In the middle of the wheelhouse, brass railings surround a raised platform, on which sit a steering column and an original compass, chest-high and oozing with nautical-history vibes.
Around the platform, modern computer screens nestle between other original equipment, digital blips juxtaposed with devices looking like they jumped from a history book.
Below, a living room and bedrooms used to hold visitors when Lafarge auctioned off rides on the vessel to support charitable causes.
A long, narrow hallway — the storm tunnel, used by crew when waves get high and crash over the side of the ship — runs the length of the ship along one side.
The dim hallway goes and goes, hundreds of feet, one wall holding back giant storage holds while ballast water sloshes in tanks underfoot.
Past the holds, under the ship’s distinctive slanted stack, two four-story monsters crouch among stairs and landings and railings in the boiler room, turning fire and water into steam that “makes the boat go,” Stanek said.
In another room, a vast, white space filled with metal and chrome and lights and machines stretches at least three stories down and two stories up, impossibly large.
Here, steam from the boilers pushes turbines that actually drive the boat, Stanek said, explaining with the authority of experience the endless pipes and tubes and tools and whirligigs and gizmos that line the enormous room.
In an adjacent hallway lined with doors, he talks softly. His crew are sleeping, he said.
An officers’ mess, its long table laden with condiment bottles, is technically for the top dogs onboard, but they don’t mind if the other crew members hang out there, Stanek said.
He chats with the steward, who feeds the ship’s 21 crew members three meals a day, sometimes for 60 to 90 days at a stretch, with extra treats on holidays.
A nearby room full of exercise equipment used to hold couches and televisions. The crew wanted something to do on their 16 hours off, when they’re not at port and riding bicycles through town, Stanek said.
Atop the ship, where giant metal slabs lay draped across the width of the deck, a peek through a round opening into the cargo holds reveals only bottomless darkness.
Soon, through booms dangling from the silos standing sentry nearby, cement will pour at a speed of nearly 1,000 tons per hour into the holds, in a matter of hours filling them to within two feet of the top.
Freighter crews have to load and unload with care.
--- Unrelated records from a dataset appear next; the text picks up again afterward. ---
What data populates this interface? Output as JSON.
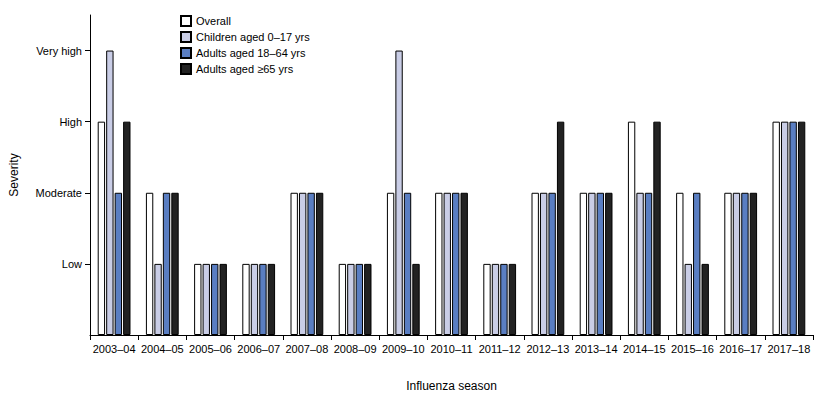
{
  "chart_data": {
    "type": "bar",
    "x_label": "Influenza season",
    "y_label": "Severity",
    "categories": [
      "2003–04",
      "2004–05",
      "2005–06",
      "2006–07",
      "2007–08",
      "2008–09",
      "2009–10",
      "2010–11",
      "2011–12",
      "2012–13",
      "2013–14",
      "2014–15",
      "2015–16",
      "2016–17",
      "2017–18"
    ],
    "series": [
      {
        "name": "Overall",
        "color": "#ffffff",
        "values": [
          3,
          2,
          1,
          1,
          2,
          1,
          2,
          2,
          1,
          2,
          2,
          3,
          2,
          2,
          3
        ]
      },
      {
        "name": "Children aged 0–17 yrs",
        "color": "#c9cde6",
        "values": [
          4,
          1,
          1,
          1,
          2,
          1,
          4,
          2,
          1,
          2,
          2,
          2,
          1,
          2,
          3
        ]
      },
      {
        "name": "Adults aged 18–64 yrs",
        "color": "#5a7ec2",
        "values": [
          2,
          2,
          1,
          1,
          2,
          1,
          2,
          2,
          1,
          2,
          2,
          2,
          2,
          2,
          3
        ]
      },
      {
        "name": "Adults aged ≥65 yrs",
        "color": "#222222",
        "values": [
          3,
          2,
          1,
          1,
          2,
          1,
          1,
          2,
          1,
          3,
          2,
          3,
          1,
          2,
          3
        ]
      }
    ],
    "ylim": [
      0,
      4.5
    ],
    "yticks": [
      {
        "value": 1,
        "label": "Low"
      },
      {
        "value": 2,
        "label": "Moderate"
      },
      {
        "value": 3,
        "label": "High"
      },
      {
        "value": 4,
        "label": "Very high"
      }
    ],
    "legend": "top-left",
    "grid": false
  }
}
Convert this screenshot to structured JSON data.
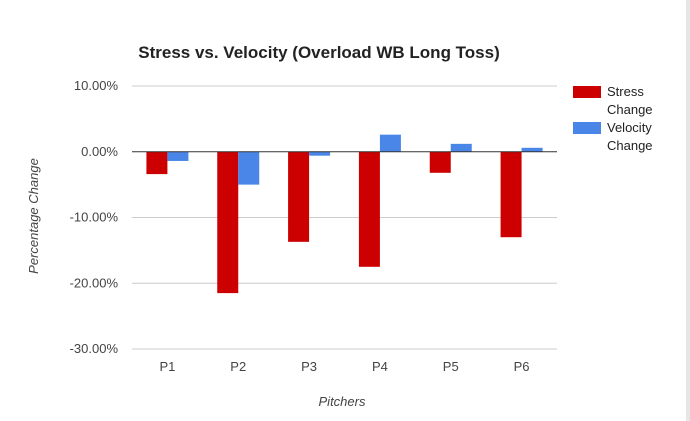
{
  "chart_data": {
    "type": "bar",
    "title": "Stress vs. Velocity (Overload WB Long Toss)",
    "xlabel": "Pitchers",
    "ylabel": "Percentage Change",
    "categories": [
      "P1",
      "P2",
      "P3",
      "P4",
      "P5",
      "P6"
    ],
    "series": [
      {
        "name": "Stress Change",
        "color": "#cc0000",
        "values": [
          -3.4,
          -21.5,
          -13.7,
          -17.5,
          -3.2,
          -13.0
        ]
      },
      {
        "name": "Velocity Change",
        "color": "#4a86e8",
        "values": [
          -1.4,
          -5.0,
          -0.6,
          2.6,
          1.2,
          0.6
        ]
      }
    ],
    "ylim": [
      -30,
      10
    ],
    "yticks": [
      10,
      0,
      -10,
      -20,
      -30
    ],
    "ytick_labels": [
      "10.00%",
      "0.00%",
      "-10.00%",
      "-20.00%",
      "-30.00%"
    ],
    "grid": true,
    "legend": "right"
  }
}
Ships sometimes crack in half if their load isn’t handled just so, Stanek said.
The Alpena will pull out of Alpena laden with some 12,000 tons of Northeast Michigan, carrying it to Green Bay or Chicago, Detroit or Toledo, to be made into products used around the world.
In the meantime, the crew will get rested up, pass the time, and keep taking care of the oldest steamer on the Great Lakes.
“It’s an awesome boat,” Stanek said. “I hope she runs for a lot more years.”